I don’t contact them with every benign case, but with suspicious cases, I reach out to them and I speak to them and I thank them for referring the patient for lung screening. Hopefully that helps keep lung screening at the top of their minds, so when their eligible patients return, they are referred back.
We also contact the patients directly: Our nurse navigators call all of the patients before the initial scan, they also call with the results of that initial scan, assuming it’s on the benign side—we leave patient contact up to the referring physician if it is a suspicious Lung-RADS 4 nodule.
When they are due for the next exam, we have the navigators call that patient again, and we make sure that navigator has multiple ways of contacting that patient. We collect their email address, their cell phone numbers, their home address and their home number. We have multiple tools to get ahold of that person and bring them back in for a scan. We also have kept our price very low.
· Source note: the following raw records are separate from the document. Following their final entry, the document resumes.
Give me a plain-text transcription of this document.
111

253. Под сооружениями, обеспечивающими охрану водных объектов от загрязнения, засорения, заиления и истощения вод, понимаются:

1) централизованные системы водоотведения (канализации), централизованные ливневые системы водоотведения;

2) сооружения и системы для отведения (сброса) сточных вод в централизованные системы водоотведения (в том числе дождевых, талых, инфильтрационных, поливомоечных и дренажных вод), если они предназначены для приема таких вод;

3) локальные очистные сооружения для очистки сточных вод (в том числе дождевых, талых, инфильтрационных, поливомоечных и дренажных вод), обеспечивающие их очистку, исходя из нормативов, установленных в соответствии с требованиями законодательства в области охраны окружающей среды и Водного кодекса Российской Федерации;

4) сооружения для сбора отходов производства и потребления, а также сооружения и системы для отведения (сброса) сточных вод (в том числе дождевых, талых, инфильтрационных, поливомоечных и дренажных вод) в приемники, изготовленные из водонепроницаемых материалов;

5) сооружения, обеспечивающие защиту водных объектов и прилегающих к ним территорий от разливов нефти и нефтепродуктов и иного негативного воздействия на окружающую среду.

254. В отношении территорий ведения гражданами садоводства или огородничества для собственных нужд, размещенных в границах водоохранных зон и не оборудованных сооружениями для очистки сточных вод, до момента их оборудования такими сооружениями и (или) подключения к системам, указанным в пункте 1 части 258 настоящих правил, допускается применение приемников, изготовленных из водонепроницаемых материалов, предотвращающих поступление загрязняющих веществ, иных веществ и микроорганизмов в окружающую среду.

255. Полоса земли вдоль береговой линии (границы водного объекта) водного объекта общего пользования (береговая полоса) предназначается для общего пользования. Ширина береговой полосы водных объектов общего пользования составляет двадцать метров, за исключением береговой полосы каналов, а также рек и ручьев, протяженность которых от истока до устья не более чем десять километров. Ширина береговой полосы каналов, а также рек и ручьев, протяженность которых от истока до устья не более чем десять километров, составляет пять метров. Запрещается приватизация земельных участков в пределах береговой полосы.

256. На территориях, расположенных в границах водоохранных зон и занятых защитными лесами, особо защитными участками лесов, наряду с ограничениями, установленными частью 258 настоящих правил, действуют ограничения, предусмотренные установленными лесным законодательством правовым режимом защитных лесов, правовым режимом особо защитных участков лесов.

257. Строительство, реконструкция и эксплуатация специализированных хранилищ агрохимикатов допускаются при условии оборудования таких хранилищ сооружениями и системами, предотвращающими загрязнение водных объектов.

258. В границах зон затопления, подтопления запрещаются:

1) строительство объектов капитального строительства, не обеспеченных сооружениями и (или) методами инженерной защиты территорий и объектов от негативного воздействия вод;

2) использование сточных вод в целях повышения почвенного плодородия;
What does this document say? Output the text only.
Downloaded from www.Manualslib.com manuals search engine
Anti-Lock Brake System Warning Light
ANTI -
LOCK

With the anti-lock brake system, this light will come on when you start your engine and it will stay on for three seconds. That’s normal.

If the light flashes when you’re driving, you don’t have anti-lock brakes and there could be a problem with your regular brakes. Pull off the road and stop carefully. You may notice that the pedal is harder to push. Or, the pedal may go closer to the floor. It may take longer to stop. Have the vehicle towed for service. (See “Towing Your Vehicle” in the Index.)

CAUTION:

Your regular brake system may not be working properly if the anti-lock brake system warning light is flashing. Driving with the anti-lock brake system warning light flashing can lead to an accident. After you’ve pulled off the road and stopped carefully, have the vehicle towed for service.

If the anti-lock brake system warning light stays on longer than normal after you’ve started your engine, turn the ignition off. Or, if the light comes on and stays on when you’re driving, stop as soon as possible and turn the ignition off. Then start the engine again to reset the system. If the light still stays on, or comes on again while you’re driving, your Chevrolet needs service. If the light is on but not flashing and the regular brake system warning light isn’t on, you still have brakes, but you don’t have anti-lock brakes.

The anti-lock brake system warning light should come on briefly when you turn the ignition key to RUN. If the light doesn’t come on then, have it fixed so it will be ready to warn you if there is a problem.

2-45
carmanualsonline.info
When are patients dismissed from the program?
Batlle: There are a variety of ways that a patient can be dismissed from the program. Number one, sometimes we don’t want them to be discharged, but they discharge themselves by failing to respond or declining a follow-up exam. After a certain period of trying to contact them, we discharge them from the program.
Then there are patients who “age out”. They hit 81 years old, because the USPSTF criteria are 55 to 80. Or, they quit smoking for more than 15 years. Once that patient hits 16 years, I call that graduating the program because their risk of lung cancer has now reached that of a non-smoker—it takes 15 or so years for a former smoker’s lung-cancer risk to return to normal.
That’s a controversial requirement. From a smoker’s point of view, and perhaps rightly so, if they smoked 30 pack-years, and they qualified at some point for lung screening, their anxiousness to continue lung screening annually is high; it’s sometimes hard to convey to patients that their risk has returned to baseline. It also is difficult to measure because it is purely self reported. I’d love to see that loosened in the future, as well as inclusion of younger patients and patients with CT-proven emphysema, but that is what we have now.